Baseball’s
awards link the past season to all the others.
Cy Young, MVP, Rookie of the Year means both an honor and inclusion on a
list for future reference.
Yesterday,
Kris Bryant of the Cubs was named NL Rookie of the Year; he is the sixth Cub so
honored, joining Billy Williams, Ken Hubbs, Jerome Walton, Kerry Wood and
Geovany Soto. One of those six, Williams
made the Hall of Fame, and another, Hubbs, had his life cut short at the age of
22 in a plane crash. Wood was bedeviled
by pitching injuries; Walton was a one-year wonder; and Soto quickly became a
journeyman catcher. So, you never know.
But
in that first year, it just feels right, for player and fan alike. If Bryant hit 26 homers this year, why not
double that next year? Forget Joe Charboneau. Ron Kittle of the White Sox won AL Rookie of
the Year in 1983 after hitting 35 home runs, all of which seemed to go over the
roof at Comiskey Park and driving in 100 runs.

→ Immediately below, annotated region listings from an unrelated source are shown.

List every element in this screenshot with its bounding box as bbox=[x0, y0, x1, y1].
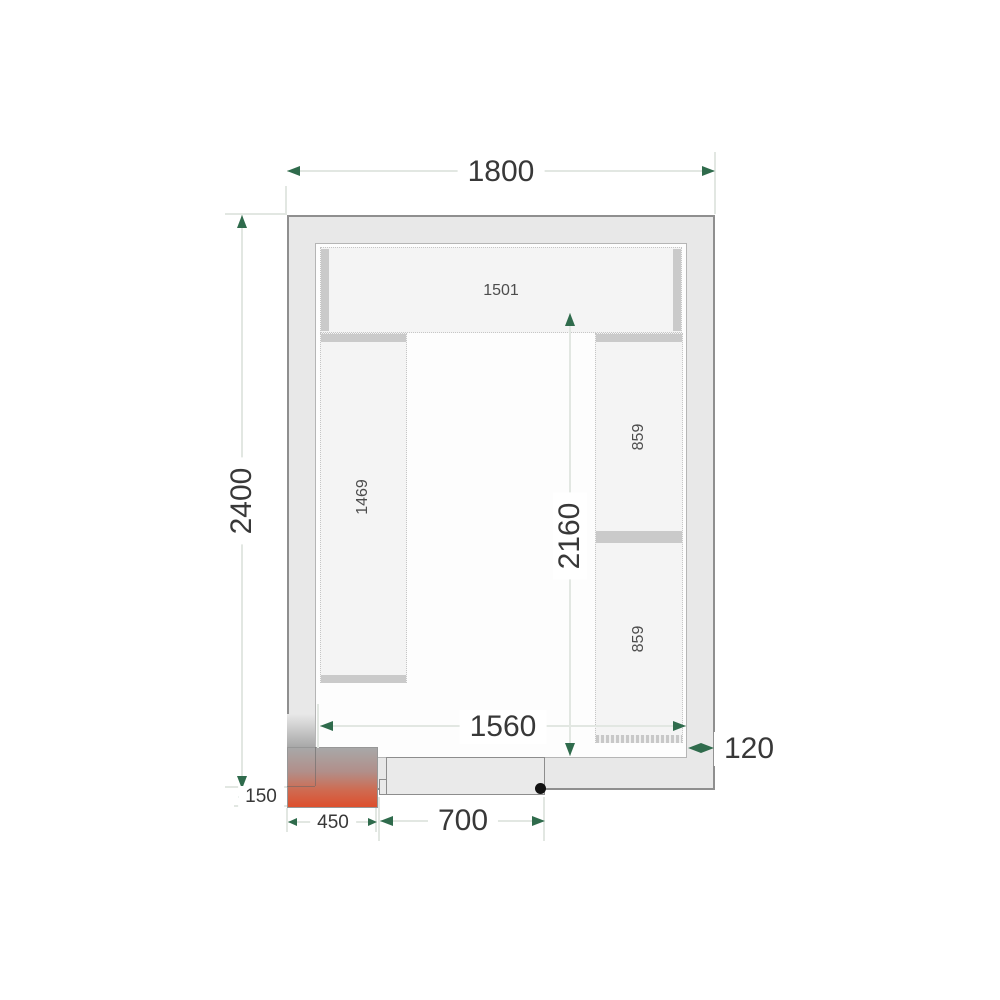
ext-line-1800-right bbox=[714, 152, 716, 214]
corner-unit-fade bbox=[287, 714, 315, 747]
wall-line-through-unit-h bbox=[287, 786, 315, 787]
shelf-right-top-edge bbox=[596, 334, 682, 342]
dim-text-panel-thickness: 120 bbox=[714, 732, 784, 766]
dim-120-arrow-left-icon bbox=[688, 743, 701, 753]
shelf-top-left-edge bbox=[321, 249, 329, 331]
shelf-right-upper-label: 859 bbox=[630, 424, 648, 451]
dim-1800-arrow-right-icon bbox=[702, 166, 715, 176]
dim-450-arrow-right-icon bbox=[368, 818, 377, 826]
dim-1800-arrow-left-icon bbox=[287, 166, 300, 176]
dim-2400-arrow-up-icon bbox=[237, 215, 247, 228]
dim-700-arrow-right-icon bbox=[532, 816, 545, 826]
dim-700-arrow-left-icon bbox=[380, 816, 393, 826]
dim-2160-arrow-down-icon bbox=[565, 743, 575, 756]
dim-text-door-opening: 700 bbox=[428, 804, 498, 838]
shelf-right-divider bbox=[596, 531, 682, 543]
corner-unit-block bbox=[287, 747, 378, 808]
wall-line-through-unit-v bbox=[315, 747, 316, 786]
dim-1560-arrow-left-icon bbox=[320, 721, 333, 731]
dim-text-interior-depth: 2160 bbox=[553, 493, 587, 580]
dim-text-overall-depth: 2400 bbox=[225, 458, 259, 545]
shelf-right-bottom-edge bbox=[596, 735, 682, 743]
door-leaf bbox=[386, 757, 545, 795]
dim-text-interior-width: 1560 bbox=[460, 710, 547, 744]
dim-text-unit-width: 450 bbox=[310, 812, 356, 834]
floor-plan-canvas: 1501 1469 859 859 bbox=[0, 0, 1000, 1000]
dim-2160-arrow-up-icon bbox=[565, 313, 575, 326]
shelf-left-label: 1469 bbox=[354, 479, 372, 515]
shelf-top-right-edge bbox=[673, 249, 681, 331]
dim-text-unit-offset: 150 bbox=[238, 786, 284, 808]
shelf-left-top-edge bbox=[321, 334, 406, 342]
dim-450-arrow-left-icon bbox=[288, 818, 297, 826]
shelf-right-lower-label: 859 bbox=[630, 626, 648, 653]
dim-1560-arrow-right-icon bbox=[673, 721, 686, 731]
door-hinge-dot bbox=[535, 783, 546, 794]
dim-text-overall-width: 1800 bbox=[458, 155, 545, 189]
dim-120-arrow-right-icon bbox=[701, 743, 714, 753]
shelf-left-bottom-edge bbox=[321, 675, 406, 683]
shelf-top-label: 1501 bbox=[483, 282, 519, 300]
ext-line-2400-top bbox=[225, 213, 287, 215]
ext-line-1800-left bbox=[285, 186, 287, 213]
ext-line-1560-left bbox=[317, 704, 319, 748]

You just knew he would go on hitting and hitting, but he didn’t. Like the Cubs, the White Sox have had six
Rookies of the Year: Kittle; Luis Aparicio; Gary Peters; Tommy Agee; Ozzie
Guillen; and Jose Abreu; one of them, Aparicio, is in the Hall of Fame. This year, Abreu became only the second
player ever to start off his career with back-to-back seasons of 30-plus homers
and 100-plus rbi’s. Maybe that will
transfer into a Hall-of-Fame career. You
never know. Maybe it’s not one but two
out of six Chicago Rookies of the Year who make Cooperstown.
After all, it’s
November, when baseball hopes spring eternal.